Policymakers should quell uncertainty
The fourth quarter brought more than a chill in the air for the business community. Across several measures, including an October survey that found executive confidence to be at its lowest level in a decade, U.S. business remain under a cloud of uncertainty.
What is at play goes beyond softness in the economy. Rather, there is a sense of uneasiness at the heart of the American economic consciousness, driven by multiple factors.
Looming large are prolonged trade tensions. Tariffs with China have taken a toll on countless supply chains, reshaping how goods are moved. New data from the National Retail Federation show that the prolonged spat threatens nearly 1.47 million U.S. jobs.
Businesses want to move product and invest for the long term but require greater predictability.
At the same time, distrust in market outcomes and anti-corporate sentiment from some corners has led to a broader question about private enterprise. Some 40 percent of Americans say they would embrace socialism over capitalism, and the figure is even higher among millennials.
In response, some policymakers regardless of political affiliation seem swayed to react, more eager to pull the levers of government to affect outcomes. The industry I represent – privately owned freight railroads – also stands in the crosshairs, albeit less in plain sight.
This month, the U.S. Surface Transportation Board will hold a hearing on a complicated regulatory concept known as “revenue adequacy.” Congress introduced the concept for sound reasons: government should not regulate in a way that does not allow railroads to earn enough revenue to invest in their networks to ensure safe and efficient operations now and in the future.
The application of that policy, essentially monitoring the industry’s financial health, has been a resounding success. Railroads have invested $25 billion annually in recent years, or more than $68 million daily.
The current framework benefits shippers too. Average U.S. freight rail rates were 44 percent lower in 2018 than in 1981, meaning the average rail shipper can move almost double the freight for about the same price it paid 38 years ago. And, the train accident rate in 2018 was down 36 percent from 2000.
Yet there is a concern the STB might be moved by the swell of activist policymaking, perhaps nudged by a select group of powerful shippers seeking to take advantage. The concern is that they could – due directly to corporate rent seeking – turn today’s earnings floor into tomorrow’s ceiling, using annual determinations of a railroad’s financial health to cap rates, regardless of market conditions.
In other words, the STB could opt to firmly fix what a railroad can charge customers – harkening back to Interstate Commerce Commission ratemaking that once decimated the sector.
Regulation based on overall earnings in non-utility industries like railroads is widely discredited, deservedly so. There is no rational way to connect firm-wide earnings with a determination of whether a single rate for a customer is reasonable.
What’s more, railroads compete in a highly competitive environment. The largest segment of rail business today is intermodal – the combination of movements with trucks.

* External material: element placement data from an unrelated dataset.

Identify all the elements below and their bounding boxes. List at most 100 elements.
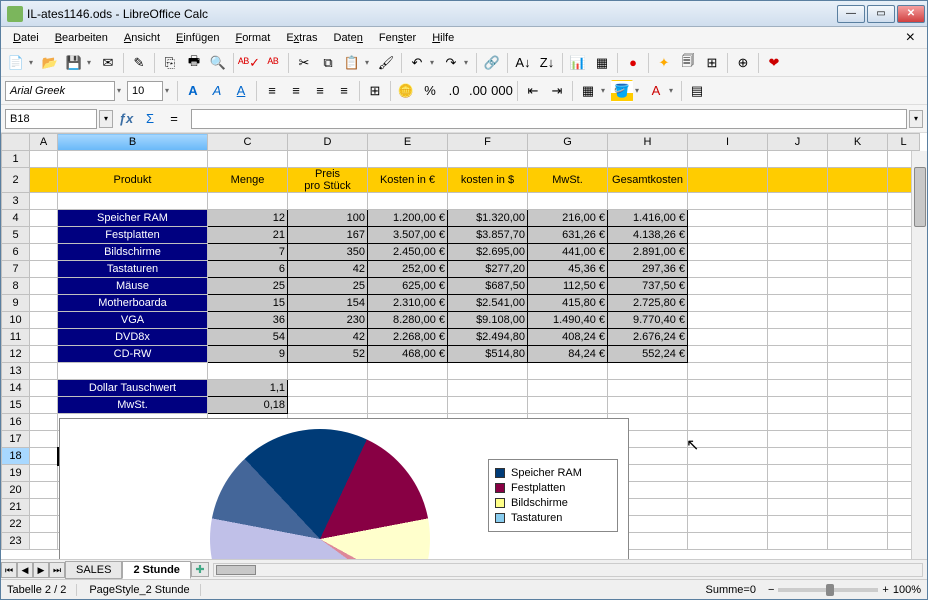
link-icon[interactable]: 🔗 (481, 52, 503, 74)
chart-icon[interactable]: 📊 (567, 52, 589, 74)
row-header-22[interactable]: 22 (2, 516, 30, 533)
col-header-I[interactable]: I (688, 134, 768, 151)
col-header-K[interactable]: K (828, 134, 888, 151)
decimal-del-icon[interactable]: .00 (467, 80, 489, 102)
row-header-13[interactable]: 13 (2, 363, 30, 380)
undo-icon[interactable]: ↶ (406, 52, 428, 74)
edit-icon[interactable]: ✎ (128, 52, 150, 74)
tab-2stunde[interactable]: 2 Stunde (122, 561, 190, 579)
nav-icon[interactable]: ✦ (653, 52, 675, 74)
percent-icon[interactable]: % (419, 80, 441, 102)
currency-icon[interactable]: 🪙 (395, 80, 417, 102)
open-icon[interactable]: 📂 (39, 52, 61, 74)
datasources-icon[interactable]: ⊞ (701, 52, 723, 74)
row-header-3[interactable]: 3 (2, 193, 30, 210)
mail-icon[interactable]: ✉ (97, 52, 119, 74)
equals-icon[interactable]: = (163, 108, 185, 130)
indent-inc-icon[interactable]: ⇥ (546, 80, 568, 102)
menu-format[interactable]: Format (229, 30, 276, 46)
merge-icon[interactable]: ⊞ (364, 80, 386, 102)
row-header-23[interactable]: 23 (2, 533, 30, 550)
horizontal-scrollbar[interactable] (213, 563, 923, 577)
col-header-D[interactable]: D (288, 134, 368, 151)
save-icon[interactable]: 💾 (63, 52, 85, 74)
col-header-E[interactable]: E (368, 134, 448, 151)
tab-prev-icon[interactable]: ◀ (17, 562, 33, 578)
col-header-C[interactable]: C (208, 134, 288, 151)
new-icon[interactable]: 📄 (5, 52, 27, 74)
col-header-L[interactable]: L (888, 134, 920, 151)
doc-close-button[interactable]: × (900, 29, 921, 47)
function-wizard-icon[interactable]: ƒx (115, 108, 137, 130)
bold-icon[interactable]: A (182, 80, 204, 102)
formula-input[interactable] (191, 109, 907, 129)
spellcheck-icon[interactable]: ᴬᴮ✓ (238, 52, 260, 74)
font-size-combo[interactable]: 10 (127, 81, 163, 101)
menu-fenster[interactable]: Fenster (373, 30, 422, 46)
copy-icon[interactable]: ⧉ (317, 52, 339, 74)
bgcolor-icon[interactable]: 🪣 (611, 80, 633, 102)
col-header-B[interactable]: B (58, 134, 208, 151)
align-right-icon[interactable]: ≡ (309, 80, 331, 102)
vertical-scrollbar[interactable] (911, 151, 927, 559)
zoom-slider[interactable] (778, 588, 878, 592)
redo-icon[interactable]: ↷ (440, 52, 462, 74)
borders-icon[interactable]: ▦ (577, 80, 599, 102)
sum-icon[interactable]: Σ (139, 108, 161, 130)
tab-first-icon[interactable]: ⏮ (1, 562, 17, 578)
chart-object[interactable]: Speicher RAMFestplattenBildschirmeTastat… (59, 418, 629, 559)
find-icon[interactable]: ● (622, 52, 644, 74)
sort-asc-icon[interactable]: A↓ (512, 52, 534, 74)
cut-icon[interactable]: ✂ (293, 52, 315, 74)
menu-bearbeiten[interactable]: Bearbeiten (49, 30, 114, 46)
name-box-drop[interactable]: ▾ (99, 110, 113, 128)
col-header-F[interactable]: F (448, 134, 528, 151)
row-header-20[interactable]: 20 (2, 482, 30, 499)
preview-icon[interactable]: 🔍 (207, 52, 229, 74)
col-header-H[interactable]: H (608, 134, 688, 151)
menu-einfuegen[interactable]: Einfügen (170, 30, 225, 46)
gallery-icon[interactable]: 🗐 (677, 52, 699, 74)
row-header-18[interactable]: 18 (2, 448, 30, 465)
row-header-16[interactable]: 16 (2, 414, 30, 431)
autospell-icon[interactable]: ᴬᴮ (262, 52, 284, 74)
row-header-1[interactable]: 1 (2, 151, 30, 168)
sort-desc-icon[interactable]: Z↓ (536, 52, 558, 74)
thousands-icon[interactable]: 000 (491, 80, 513, 102)
close-button[interactable]: ✕ (897, 5, 925, 23)
font-name-combo[interactable]: Arial Greek (5, 81, 115, 101)
col-header-J[interactable]: J (768, 134, 828, 151)
tab-new[interactable]: ✚ (191, 562, 209, 577)
print-icon[interactable]: 🖶 (183, 52, 205, 74)
zoom-out-icon[interactable]: − (768, 584, 774, 596)
menu-extras[interactable]: Extras (280, 30, 323, 46)
zoom-icon[interactable]: ⊕ (732, 52, 754, 74)
align-justify-icon[interactable]: ≡ (333, 80, 355, 102)
align-center-icon[interactable]: ≡ (285, 80, 307, 102)
name-box[interactable]: B18 (5, 109, 97, 129)
fontcolor-icon[interactable]: A (645, 80, 667, 102)
col-header-A[interactable]: A (30, 134, 58, 151)
formatpaint-icon[interactable]: 🖌 (375, 52, 397, 74)
maximize-button[interactable]: ▭ (867, 5, 895, 23)
tab-sales[interactable]: SALES (65, 561, 122, 579)
italic-icon[interactable]: A (206, 80, 228, 102)
menu-ansicht[interactable]: Ansicht (118, 30, 166, 46)
tab-last-icon[interactable]: ⏭ (49, 562, 65, 578)
col-header-G[interactable]: G (528, 134, 608, 151)
underline-icon[interactable]: A (230, 80, 252, 102)
menu-daten[interactable]: Daten (328, 30, 369, 46)
row-header-17[interactable]: 17 (2, 431, 30, 448)
paste-icon[interactable]: 📋 (341, 52, 363, 74)
row-header-19[interactable]: 19 (2, 465, 30, 482)
minimize-button[interactable]: — (837, 5, 865, 23)
decimal-add-icon[interactable]: .0 (443, 80, 465, 102)
pdf-icon[interactable]: ⎘ (159, 52, 181, 74)
indent-dec-icon[interactable]: ⇤ (522, 80, 544, 102)
formula-expand[interactable]: ▾ (909, 110, 923, 128)
menu-hilfe[interactable]: Hilfe (426, 30, 460, 46)
align-left-icon[interactable]: ≡ (261, 80, 283, 102)
zoom-in-icon[interactable]: + (882, 584, 888, 596)
row-header-21[interactable]: 21 (2, 499, 30, 516)
cond-format-icon[interactable]: ▤ (686, 80, 708, 102)
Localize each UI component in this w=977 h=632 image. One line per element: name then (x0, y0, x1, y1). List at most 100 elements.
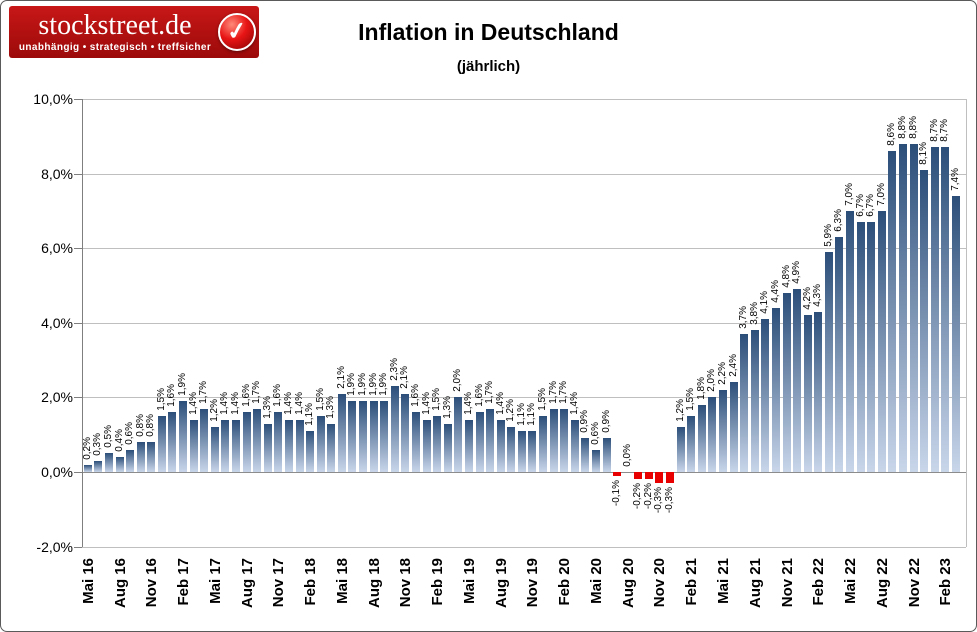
inflation-bar (200, 409, 208, 472)
bar-value-label: 0,8% (145, 414, 156, 437)
bar-value-label: 2,4% (728, 354, 739, 377)
inflation-bar (232, 420, 240, 472)
bar-value-label: 7,4% (950, 168, 961, 191)
x-axis-label: Aug 18 (366, 558, 383, 609)
inflation-bar (168, 412, 176, 472)
y-axis-label: -2,0% (36, 539, 73, 555)
inflation-bar (444, 424, 452, 472)
checkmark-icon: ✓ (218, 13, 256, 51)
inflation-bar (296, 420, 304, 472)
inflation-bar (910, 144, 918, 472)
bar-value-label: 1,3% (442, 396, 453, 419)
inflation-bar (772, 308, 780, 472)
inflation-bar-negative (666, 472, 674, 483)
x-axis-label: Mai 19 (461, 558, 478, 604)
inflation-bar (846, 211, 854, 472)
inflation-bar (497, 420, 505, 472)
inflation-bar-negative (613, 472, 621, 476)
inflation-bar (677, 427, 685, 472)
y-axis-tick (74, 547, 82, 548)
x-axis-label: Mai 20 (588, 558, 605, 604)
inflation-bar (878, 211, 886, 472)
inflation-bar (359, 401, 367, 472)
y-axis-line (82, 99, 83, 547)
inflation-bar (211, 427, 219, 472)
x-axis-label: Mai 21 (715, 558, 732, 604)
inflation-bar (243, 412, 251, 472)
x-axis-label: Aug 22 (874, 558, 891, 609)
inflation-bar (179, 401, 187, 472)
x-axis-label: Aug 19 (493, 558, 510, 609)
x-axis-label: Nov 19 (524, 558, 541, 608)
inflation-bar (327, 424, 335, 472)
bar-value-label: 7,0% (876, 183, 887, 206)
bar-value-label: 4,9% (791, 261, 802, 284)
x-axis-label: Mai 22 (842, 558, 859, 604)
x-axis-label: Nov 17 (270, 558, 287, 608)
bar-value-label: 0,9% (601, 410, 612, 433)
inflation-bar (338, 394, 346, 472)
x-axis-label: Feb 20 (556, 558, 573, 606)
inflation-bar (274, 412, 282, 472)
x-axis-label: Feb 17 (175, 558, 192, 606)
bar-value-label: 1,3% (325, 396, 336, 419)
bar-value-label: 8,7% (939, 119, 950, 142)
gridline (82, 397, 966, 398)
y-axis-tick (74, 323, 82, 324)
x-axis-label: Aug 16 (112, 558, 129, 609)
plot-right-border (966, 99, 967, 547)
x-axis-label: Mai 18 (334, 558, 351, 604)
x-axis-label: Feb 18 (302, 558, 319, 606)
x-axis-label: Feb 23 (937, 558, 954, 606)
x-axis-label: Aug 17 (239, 558, 256, 609)
inflation-bar (94, 461, 102, 472)
inflation-bar (476, 412, 484, 472)
y-axis-label: 2,0% (41, 389, 73, 405)
inflation-bar (391, 386, 399, 472)
inflation-bar (804, 315, 812, 472)
x-axis-label: Feb 19 (429, 558, 446, 606)
inflation-bar (888, 151, 896, 472)
x-axis-label: Nov 20 (651, 558, 668, 608)
inflation-bar (518, 431, 526, 472)
inflation-bar (698, 405, 706, 472)
stockstreet-logo: stockstreet.de unabhängig • strategisch … (9, 6, 259, 58)
logo-text: stockstreet.de unabhängig • strategisch … (9, 11, 221, 54)
inflation-bar (783, 293, 791, 472)
x-axis-label: Nov 21 (779, 558, 796, 608)
y-axis-tick (74, 174, 82, 175)
inflation-bar-negative (645, 472, 653, 479)
y-axis-label: 6,0% (41, 240, 73, 256)
inflation-bar (306, 431, 314, 472)
inflation-bar (285, 420, 293, 472)
bar-value-label: 2,0% (452, 369, 463, 392)
gridline (82, 174, 966, 175)
bar-value-label: 6,3% (833, 209, 844, 232)
y-axis-label: 10,0% (33, 91, 73, 107)
inflation-bar (708, 397, 716, 472)
x-axis-label: Nov 22 (906, 558, 923, 608)
inflation-bar (571, 420, 579, 472)
inflation-bar (454, 397, 462, 472)
y-axis-tick (74, 248, 82, 249)
inflation-bar (899, 144, 907, 472)
bar-value-label: 8,8% (908, 116, 919, 139)
inflation-bar (264, 424, 272, 472)
y-axis-label: 0,0% (41, 464, 73, 480)
inflation-bar (730, 382, 738, 472)
inflation-bar (137, 442, 145, 472)
inflation-bar (401, 394, 409, 472)
inflation-bar (433, 416, 441, 472)
inflation-bar (158, 416, 166, 472)
x-axis-label: Nov 16 (143, 558, 160, 608)
inflation-bar (317, 416, 325, 472)
bar-value-label: 0,0% (622, 444, 633, 467)
inflation-bar (253, 409, 261, 472)
inflation-bar (507, 427, 515, 472)
inflation-bar (761, 319, 769, 472)
inflation-bar (380, 401, 388, 472)
inflation-bar (592, 450, 600, 472)
inflation-bar (126, 450, 134, 472)
y-axis-tick (74, 99, 82, 100)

One of the largest single customers across the network is UPS, a logistics titan at the heart of the U.S. e-commerce boom.
Indeed, there is no evidence of a widespread market failure to justify such egregious government intervention. Plus, rail customers already have myriad avenues at the STB to which they can petition rates they deem excessive.
Importantly, railroads are critical to the economy, moving roughly 40 percent of intercity ton-miles of freight, shipping a third of U.S. exports and supporting more than one million jobs across the nation. In the process, they take trucks off roads, reduce emissions and make the U.S. more competitive.
Unlike other freight transportation modes, they fully cover the costs of their privately-owned infrastructure. This stands in stark contrast to our ailing highway system, which lawmakers are again focused on in Congress. STB policies should encourage investment, not deter it.
Yet the industry confronts a reality whereby activist policymaking threatens to unravel a healthy market.
Put simply, markets – be it in trade or elsewhere – generally work better than government in producing optimal outcomes. The STB and policymakers everywhere should rediscover their power.
Jefferies is president and CEO of the Association of American Railroads.